I am using fxCop and NDepend a lot at the moment, and I keep seeing the items their reports generate which are "wrong"1 and wondering to myself, why can't these tools just go and make those fixes they are suggesting?

I get some are very hard to work out, but something like the fields should be marked readonly can very easily be applied with the information the tool has. However for me it means going to the tool, finding the item then placing the code in etc... Takes considerable time even for the smallest items.

I would even be happy if I had to confirm each change, in a similar to how CodeRush Xpress does with some it's refactorings.

So is there a reason why these tools do not do this?

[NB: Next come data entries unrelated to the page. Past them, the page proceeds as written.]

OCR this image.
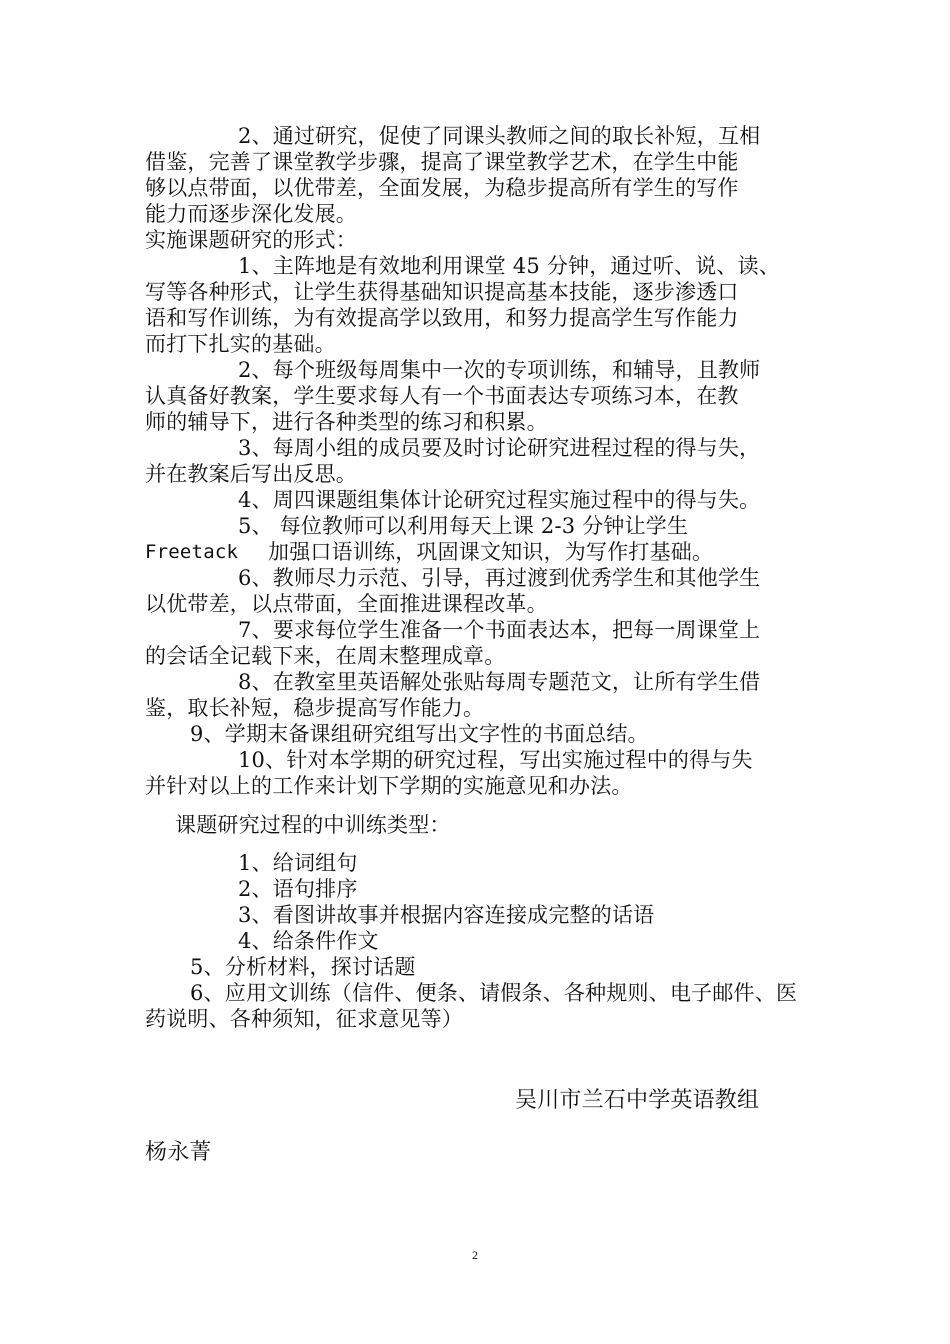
2、通过研究，促使了同课头教师之间的取长补短，互相
借鉴，完善了课堂教学步骤，提高了课堂教学艺术，在学生中能
够以点带面，以优带差，全面发展，为稳步提高所有学生的写作
能力而逐步深化发展。
实施课题研究的形式：
1、主阵地是有效地利用课堂 45 分钟，通过听、说、读、
写等各种形式，让学生获得基础知识提高基本技能，逐步渗透口
语和写作训练，为有效提高学以致用，和努力提高学生写作能力
而打下扎实的基础。
2、每个班级每周集中一次的专项训练，和辅导，且教师
认真备好教案，学生要求每人有一个书面表达专项练习本，在教
师的辅导下，进行各种类型的练习和积累。
3、每周小组的成员要及时讨论研究进程过程的得与失，
并在教案后写出反思。
4、周四课题组集体计论研究过程实施过程中的得与失。
5、 每位教师可以利用每天上课 2-3 分钟让学生
Freetack 加强口语训练，巩固课文知识，为写作打基础。
6、教师尽力示范、引导，再过渡到优秀学生和其他学生
以优带差，以点带面，全面推进课程改革。
7、要求每位学生准备一个书面表达本，把每一周课堂上
的会话全记载下来，在周末整理成章。
8、在教室里英语解处张贴每周专题范文，让所有学生借
鉴，取长补短，稳步提高写作能力。
9、学期末备课组研究组写出文字性的书面总结。
10、针对本学期的研究过程，写出实施过程中的得与失
并针对以上的工作来计划下学期的实施意见和办法。
课题研究过程的中训练类型：
1、给词组句
2、语句排序
3、看图讲故事并根据内容连接成完整的话语
4、给条件作文
5、分析材料，探讨话题
6、应用文训练（信件、便条、请假条、各种规则、电子邮件、医
药说明、各种须知，征求意见等）
吴川市兰石中学英语教组
杨永菁
2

1 Wrong is relative here, since something like the 1700 class of fxCop errors which are all about naming aren't bad code, but do make it harder for new developers to grapple the code.

Was it helpful?

Solution

Possibly because there isn't always -- or even most of the time -- a single, correct choice of refactoring to make. There usually are dozens of ways to refactor code so, that the amount of warnings will be reduced, but the one that is actually right for the project is something a developer should decide.

OTHER TIPS

Rob, this is something we (the NDepend Team) are thinking for the long term. But touching code is a domain much more sensitive than just analyzing it. And as said Rytmis, often there is not only one single choice for refactoring.

Certainly the best option will be to let NDepend send its refactoring commands to a solid existing refactorer such as R#. But this is pure supposition at the moment.